“Three top Republican House members have written a book that repeatedly criticizes former GOP leaders as well as President Obama,” reports the Washington Post. “In ‘Young Guns,’ scheduled for release Sept. 14, Reps. Eric Cantor (Va.), Kevin McCarthy (Calif.) and Paul D. Ryan (Wis.) cast the Republican congressional leaders who preceded them as a group that “betrayed its principles” and was plagued by ‘failures from high-profile ethics lapses to the inability to rein in spending or even slow the growth of government.’”
But how credible are the messengers? Once you ruin a brand, it can take a long time to restore it. And part of the solution is owning up to your own errors, not just pointing the fingers.
In this case, I’m sorry to discover that Reps. Cantor and Ryan both voted for the Bush administration’s No Child Left Behind Act in 2001, expanding federal control over education. They both voted for the costly Iraq war in 2002. They both voted for the Medicare Prescription Drug, Improvement, and Modernization Act in 2003, which was projected to add more than $700 billion to Medicare costs over the following decade.
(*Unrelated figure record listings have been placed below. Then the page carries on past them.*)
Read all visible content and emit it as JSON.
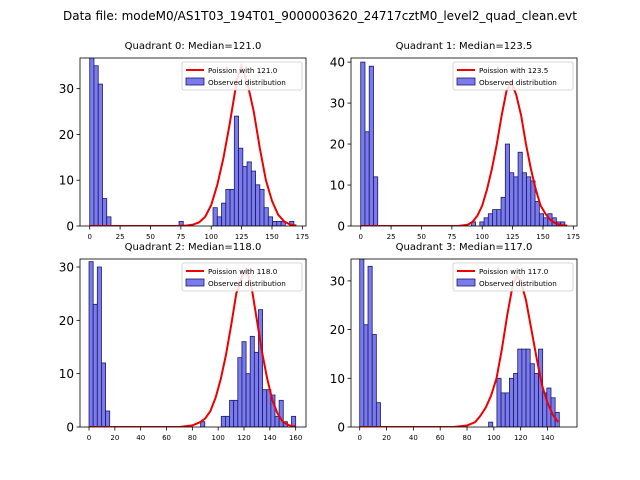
{
  "figure_title": "Data file: modeM0/AS1T03_194T01_9000003620_24717cztM0_level2_quad_clean.evt",
  "colors": {
    "hist_fill": "#7b7bee",
    "hist_edge": "#1a1a66",
    "poisson_line": "#ee0000"
  },
  "chart_data": [
    {
      "type": "bar",
      "title": "Quadrant 0: Median=121.0",
      "legend": {
        "poisson": "Poission with 121.0",
        "observed": "Observed distribution",
        "placement": "upper-right"
      },
      "xlim": [
        -8,
        178
      ],
      "ylim": [
        0,
        36.7
      ],
      "xticks": [
        0,
        25,
        50,
        75,
        100,
        125,
        150,
        175
      ],
      "yticks": [
        0,
        10,
        20,
        30
      ],
      "bin_width": 3.5,
      "bins": [
        [
          0,
          37
        ],
        [
          3.5,
          35
        ],
        [
          7,
          31
        ],
        [
          10.5,
          6
        ],
        [
          14,
          2
        ],
        [
          73.5,
          1
        ],
        [
          101.5,
          4
        ],
        [
          105,
          2
        ],
        [
          108.5,
          5
        ],
        [
          112,
          8
        ],
        [
          115.5,
          8
        ],
        [
          119,
          24
        ],
        [
          122.5,
          17
        ],
        [
          126,
          13
        ],
        [
          129.5,
          14
        ],
        [
          133,
          12
        ],
        [
          136.5,
          9
        ],
        [
          140,
          8
        ],
        [
          143.5,
          4
        ],
        [
          147,
          2
        ],
        [
          150.5,
          1
        ],
        [
          154,
          1
        ],
        [
          157.5,
          1
        ],
        [
          164.5,
          1
        ]
      ],
      "poisson_curve": {
        "x": [
          0,
          70,
          80,
          85,
          90,
          95,
          100,
          105,
          110,
          115,
          120,
          121,
          125,
          130,
          135,
          140,
          145,
          150,
          155,
          160,
          165,
          170
        ],
        "y": [
          0,
          0,
          0.1,
          0.3,
          0.8,
          2,
          4.6,
          9,
          14.8,
          22,
          30,
          32,
          35,
          31,
          25,
          17,
          10,
          5.5,
          2.5,
          1,
          0.3,
          0.1
        ]
      }
    },
    {
      "type": "bar",
      "title": "Quadrant 1: Median=123.5",
      "legend": {
        "poisson": "Poission with 123.5",
        "observed": "Observed distribution",
        "placement": "upper-right"
      },
      "xlim": [
        -8,
        178
      ],
      "ylim": [
        0,
        41
      ],
      "xticks": [
        0,
        25,
        50,
        75,
        100,
        125,
        150,
        175
      ],
      "yticks": [
        0,
        10,
        20,
        30,
        40
      ],
      "bin_width": 3.5,
      "bins": [
        [
          0,
          40
        ],
        [
          3.5,
          23
        ],
        [
          7,
          39
        ],
        [
          10.5,
          12
        ],
        [
          91,
          1
        ],
        [
          98,
          1
        ],
        [
          101.5,
          2
        ],
        [
          105,
          3
        ],
        [
          108.5,
          4
        ],
        [
          112,
          4
        ],
        [
          115.5,
          7
        ],
        [
          119,
          20
        ],
        [
          122.5,
          13
        ],
        [
          126,
          12
        ],
        [
          129.5,
          18
        ],
        [
          133,
          13
        ],
        [
          136.5,
          12
        ],
        [
          140,
          11
        ],
        [
          143.5,
          6
        ],
        [
          147,
          3
        ],
        [
          150.5,
          2
        ],
        [
          154,
          3
        ],
        [
          157.5,
          2
        ],
        [
          161,
          1
        ],
        [
          164.5,
          1
        ]
      ],
      "poisson_curve": {
        "x": [
          0,
          80,
          88,
          92,
          96,
          100,
          104,
          108,
          112,
          116,
          120,
          124,
          128,
          132,
          136,
          140,
          144,
          148,
          152,
          156,
          160,
          165,
          170
        ],
        "y": [
          0,
          0,
          0.3,
          1,
          2.5,
          5,
          9,
          14,
          20,
          27,
          33,
          35,
          32,
          27,
          20,
          14,
          9,
          5,
          3,
          1.5,
          0.7,
          0.2,
          0.1
        ]
      }
    },
    {
      "type": "bar",
      "title": "Quadrant 2: Median=118.0",
      "legend": {
        "poisson": "Poission with 118.0",
        "observed": "Observed distribution",
        "placement": "upper-right"
      },
      "xlim": [
        -7,
        168
      ],
      "ylim": [
        0,
        31.5
      ],
      "xticks": [
        0,
        20,
        40,
        60,
        80,
        100,
        120,
        140,
        160
      ],
      "yticks": [
        0,
        10,
        20,
        30
      ],
      "bin_width": 3.2,
      "bins": [
        [
          0,
          31
        ],
        [
          3.2,
          23
        ],
        [
          6.4,
          30
        ],
        [
          9.6,
          12
        ],
        [
          12.8,
          3
        ],
        [
          86.4,
          1
        ],
        [
          102.4,
          2
        ],
        [
          105.6,
          2
        ],
        [
          108.8,
          5
        ],
        [
          112,
          5
        ],
        [
          115.2,
          13
        ],
        [
          118.4,
          16
        ],
        [
          121.6,
          10
        ],
        [
          124.8,
          17
        ],
        [
          128,
          14
        ],
        [
          131.2,
          22
        ],
        [
          134.4,
          7
        ],
        [
          137.6,
          7
        ],
        [
          140.8,
          6
        ],
        [
          144,
          2
        ],
        [
          147.2,
          5
        ],
        [
          150.4,
          1
        ],
        [
          156.8,
          2
        ]
      ],
      "poisson_curve": {
        "x": [
          0,
          70,
          80,
          86,
          90,
          94,
          98,
          102,
          106,
          110,
          114,
          118,
          122,
          126,
          130,
          134,
          138,
          142,
          146,
          150,
          155,
          160
        ],
        "y": [
          0,
          0,
          0.3,
          0.9,
          1.6,
          3,
          5.5,
          9,
          13.5,
          19,
          25,
          28,
          29.5,
          26,
          20,
          14,
          9,
          5,
          2.5,
          1,
          0.3,
          0.1
        ]
      }
    },
    {
      "type": "bar",
      "title": "Quadrant 3: Median=117.0",
      "legend": {
        "poisson": "Poission with 117.0",
        "observed": "Observed distribution",
        "placement": "upper-right"
      },
      "xlim": [
        -6.5,
        162
      ],
      "ylim": [
        0,
        34.5
      ],
      "xticks": [
        0,
        20,
        40,
        60,
        80,
        100,
        120,
        140
      ],
      "yticks": [
        0,
        10,
        20,
        30
      ],
      "bin_width": 3.1,
      "bins": [
        [
          0,
          35
        ],
        [
          3.1,
          21
        ],
        [
          6.2,
          33
        ],
        [
          9.3,
          19
        ],
        [
          12.4,
          5
        ],
        [
          96.1,
          1
        ],
        [
          102.3,
          10
        ],
        [
          105.4,
          7
        ],
        [
          108.5,
          7
        ],
        [
          111.6,
          10
        ],
        [
          114.7,
          11
        ],
        [
          117.8,
          16
        ],
        [
          120.9,
          16
        ],
        [
          124,
          16
        ],
        [
          127.1,
          13
        ],
        [
          130.2,
          11
        ],
        [
          133.3,
          16
        ],
        [
          136.4,
          7
        ],
        [
          139.5,
          8
        ],
        [
          142.6,
          6
        ],
        [
          145.7,
          3
        ]
      ],
      "poisson_curve": {
        "x": [
          0,
          70,
          80,
          86,
          90,
          94,
          98,
          102,
          106,
          110,
          114,
          117,
          120,
          124,
          128,
          132,
          136,
          140,
          144,
          148
        ],
        "y": [
          0,
          0,
          0.3,
          1,
          2.3,
          4,
          6.5,
          10,
          16,
          23,
          29,
          31,
          30,
          26,
          20,
          14,
          8.5,
          5,
          2.5,
          1
        ]
      }
    }
  ]
}
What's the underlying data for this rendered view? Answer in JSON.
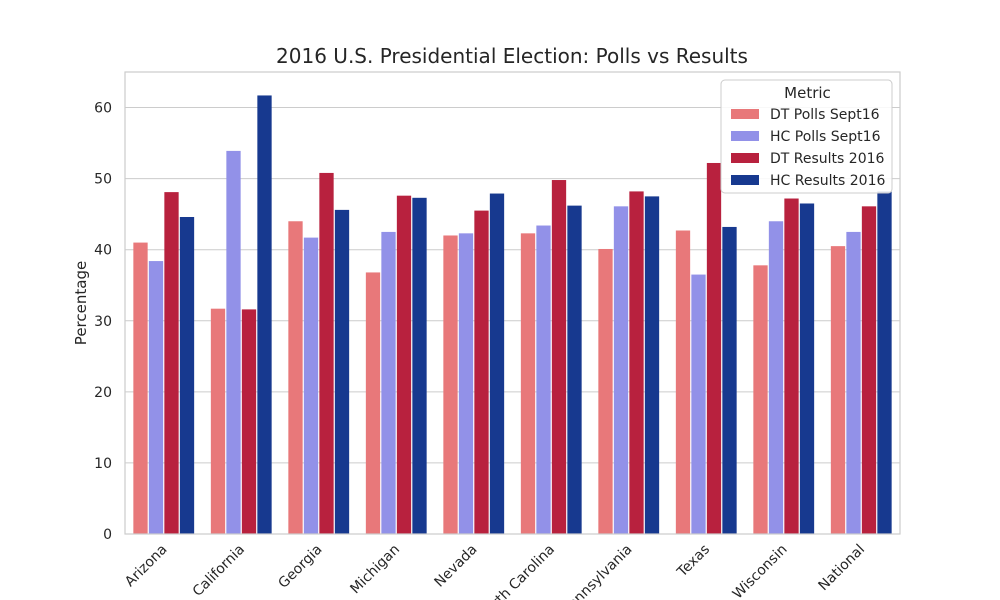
{
  "chart_data": {
    "type": "bar",
    "title": "2016 U.S. Presidential Election: Polls vs Results",
    "xlabel": "",
    "ylabel": "Percentage",
    "ylim": [
      0,
      65
    ],
    "yticks": [
      0,
      10,
      20,
      30,
      40,
      50,
      60
    ],
    "grid": true,
    "legend_title": "Metric",
    "legend_position": "top-right",
    "categories": [
      "Arizona",
      "California",
      "Georgia",
      "Michigan",
      "Nevada",
      "North Carolina",
      "Pennsylvania",
      "Texas",
      "Wisconsin",
      "National"
    ],
    "series": [
      {
        "name": "DT Polls Sept16",
        "color": "#e8787a",
        "values": [
          41.0,
          31.7,
          44.0,
          36.8,
          42.0,
          42.3,
          40.1,
          42.7,
          37.8,
          40.5
        ]
      },
      {
        "name": "HC Polls Sept16",
        "color": "#9291e8",
        "values": [
          38.4,
          53.9,
          41.7,
          42.5,
          42.3,
          43.4,
          46.1,
          36.5,
          44.0,
          42.5
        ]
      },
      {
        "name": "DT Results 2016",
        "color": "#b8213e",
        "values": [
          48.1,
          31.6,
          50.8,
          47.6,
          45.5,
          49.8,
          48.2,
          52.2,
          47.2,
          46.1
        ]
      },
      {
        "name": "HC Results 2016",
        "color": "#17398f",
        "values": [
          44.6,
          61.7,
          45.6,
          47.3,
          47.9,
          46.2,
          47.5,
          43.2,
          46.5,
          48.2
        ]
      }
    ]
  }
}
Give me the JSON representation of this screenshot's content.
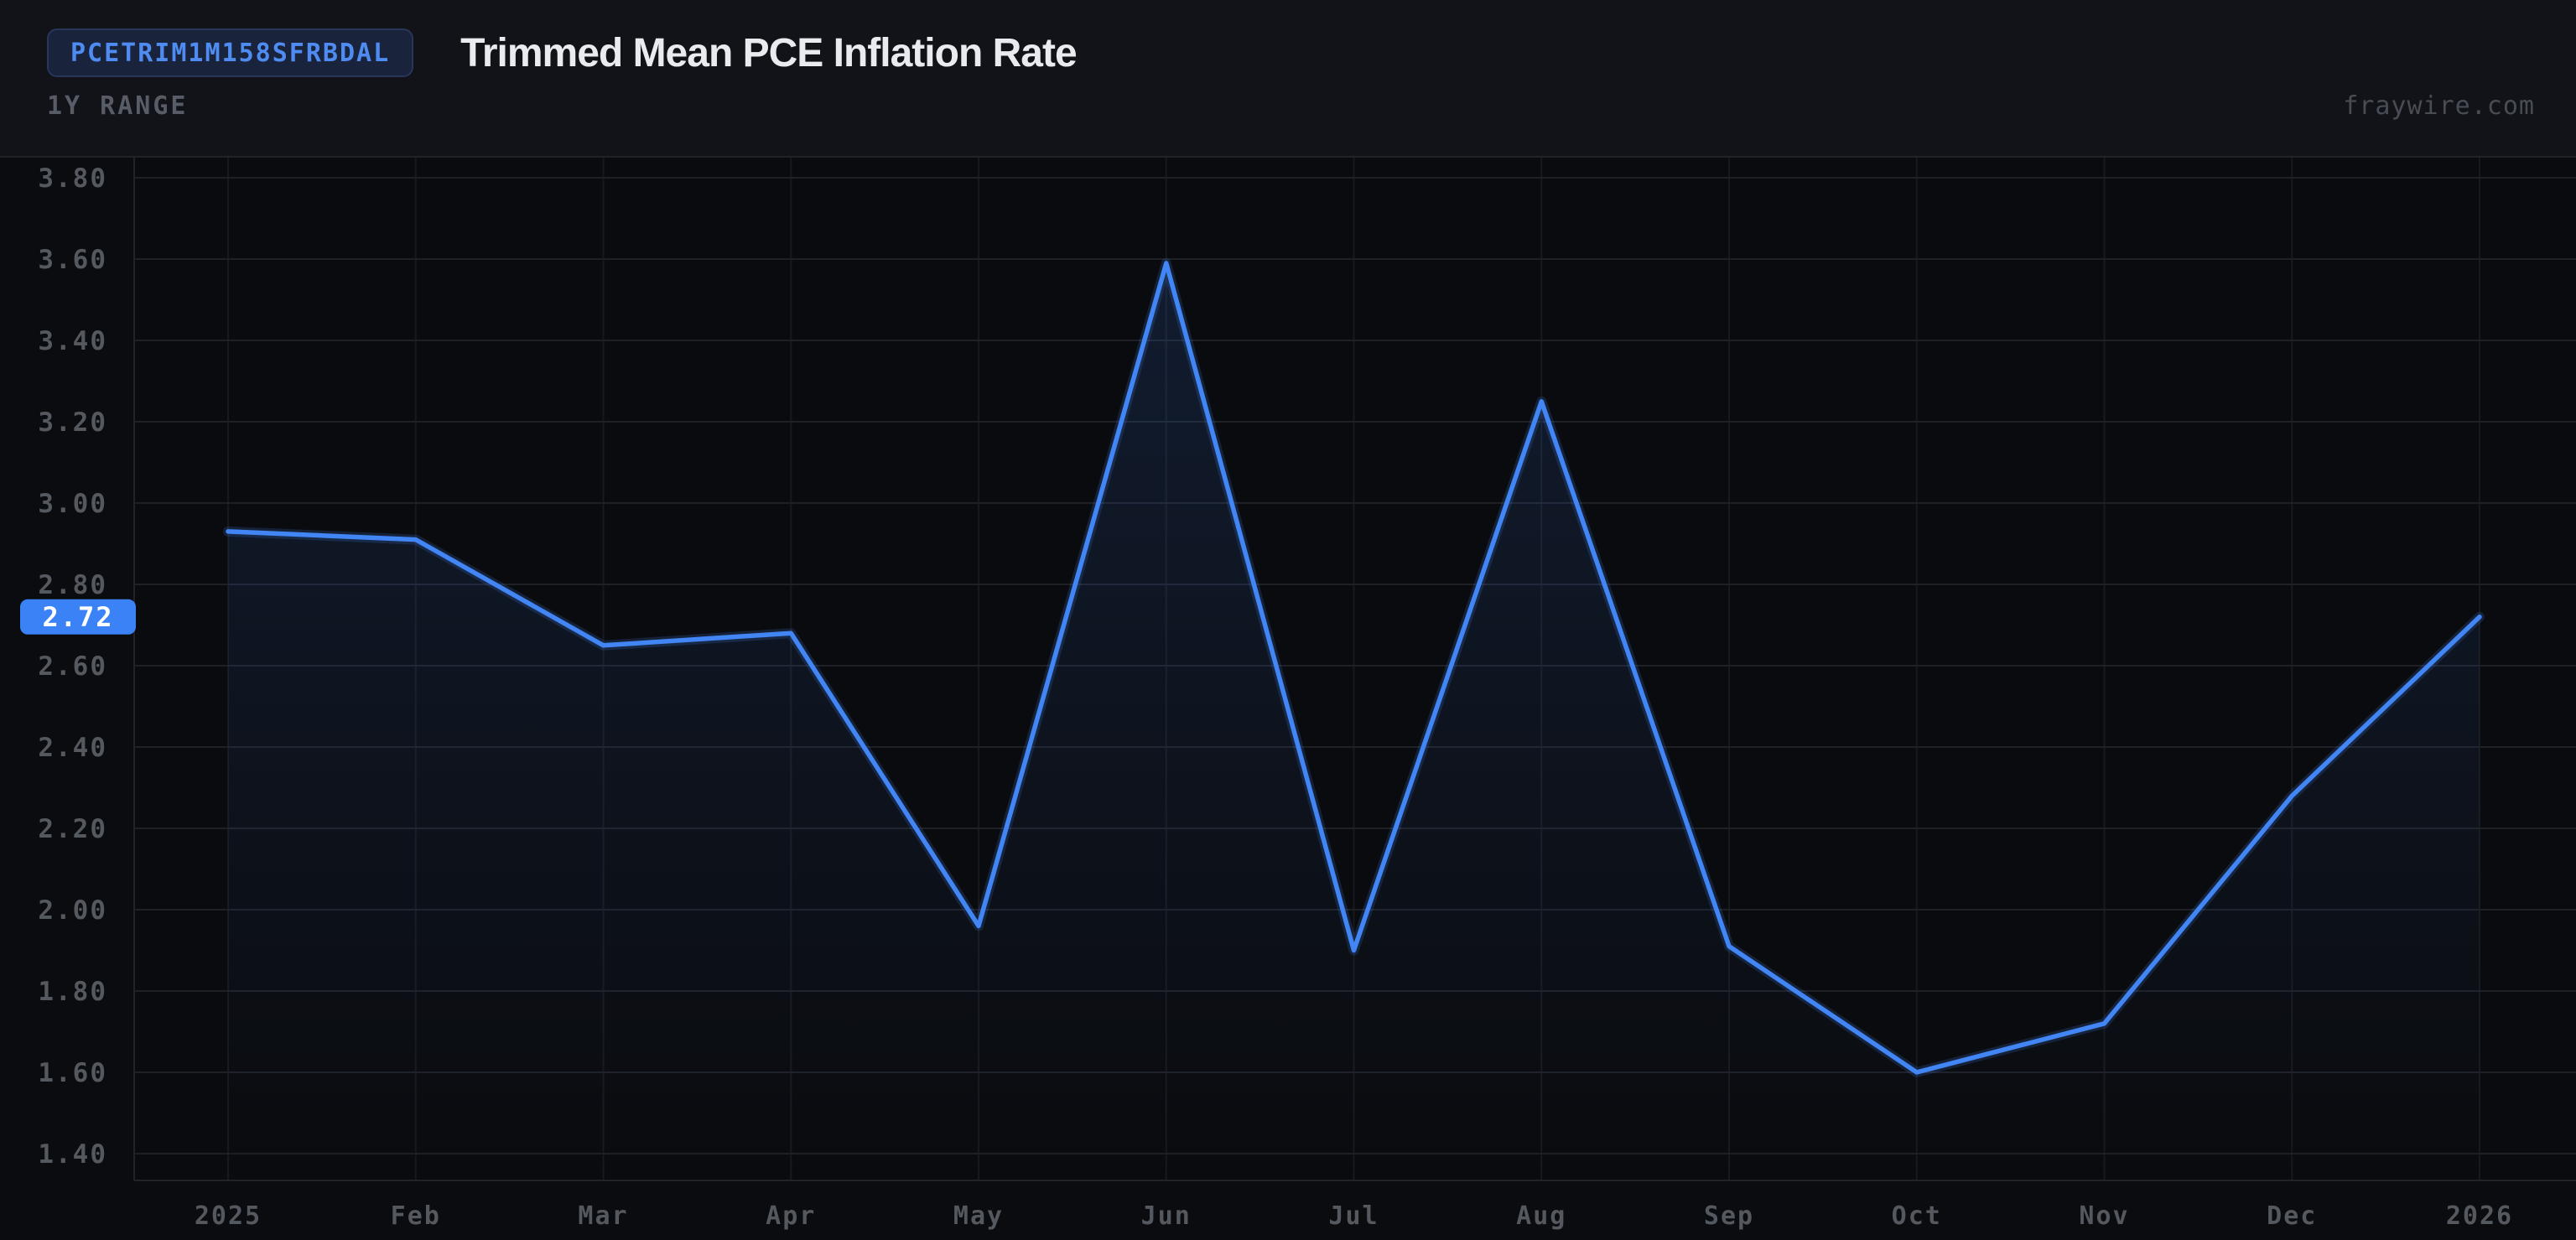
{
  "header": {
    "ticker": "PCETRIM1M158SFRBDAL",
    "title": "Trimmed Mean PCE Inflation Rate",
    "range_label": "1Y RANGE",
    "watermark": "fraywire.com"
  },
  "colors": {
    "accent_line": "#4285f5",
    "chip_bg": "#3b82f6",
    "chip_text": "#ffffff",
    "badge_bg": "#19233c",
    "badge_border": "#283659",
    "badge_text": "#4f8cf2",
    "title_text": "#e9ebee",
    "range_text": "#585c66",
    "watermark_text": "#484c55",
    "axis_text": "#54585f",
    "grid_horizontal": "#1e2026",
    "grid_vertical": "#17191e",
    "plot_border": "#212329",
    "header_bg": "#121318",
    "plot_bg": "#0a0b0e",
    "chart_region_bg": "#0b0c10",
    "area_fill_top": "rgba(62,128,242,0.16)",
    "area_fill_bottom": "rgba(62,128,242,0)"
  },
  "chart_data": {
    "type": "line",
    "title": "Trimmed Mean PCE Inflation Rate",
    "xlabel": "",
    "ylabel": "",
    "x_labels": [
      "2025",
      "Feb",
      "Mar",
      "Apr",
      "May",
      "Jun",
      "Jul",
      "Aug",
      "Sep",
      "Oct",
      "Nov",
      "Dec",
      "2026"
    ],
    "series": [
      {
        "name": "PCETRIM1M158SFRBDAL",
        "values": [
          2.93,
          2.91,
          2.65,
          2.68,
          1.96,
          3.59,
          1.9,
          3.25,
          1.91,
          1.6,
          1.72,
          2.28,
          2.72
        ]
      }
    ],
    "y_axis": {
      "min": 1.4,
      "max": 3.8,
      "step": 0.2,
      "decimals": 2
    },
    "ylim": [
      1.33,
      3.85
    ],
    "grid": true,
    "legend_position": "none",
    "current_value": 2.72,
    "current_value_label": "2.72"
  }
}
They both voted for the Emergency Economic Stabilization Act of 2008, which included the $700 billion TARP bailout. (Rep. McCarthy, who joined the House in 2007, voted against TARP.)
To be fair, all three of the authors get A’s and B’s in the annual ratings of Congress by the National Taxpayers Union, which means they have better records on spending than most of their colleagues. But I’ll be curious to see if the book admits that any of the near-trillion-dollar votes discussed above were mistakes – not just by the departed Bush, Hastert, and DeLay but by many Republican members of Congress.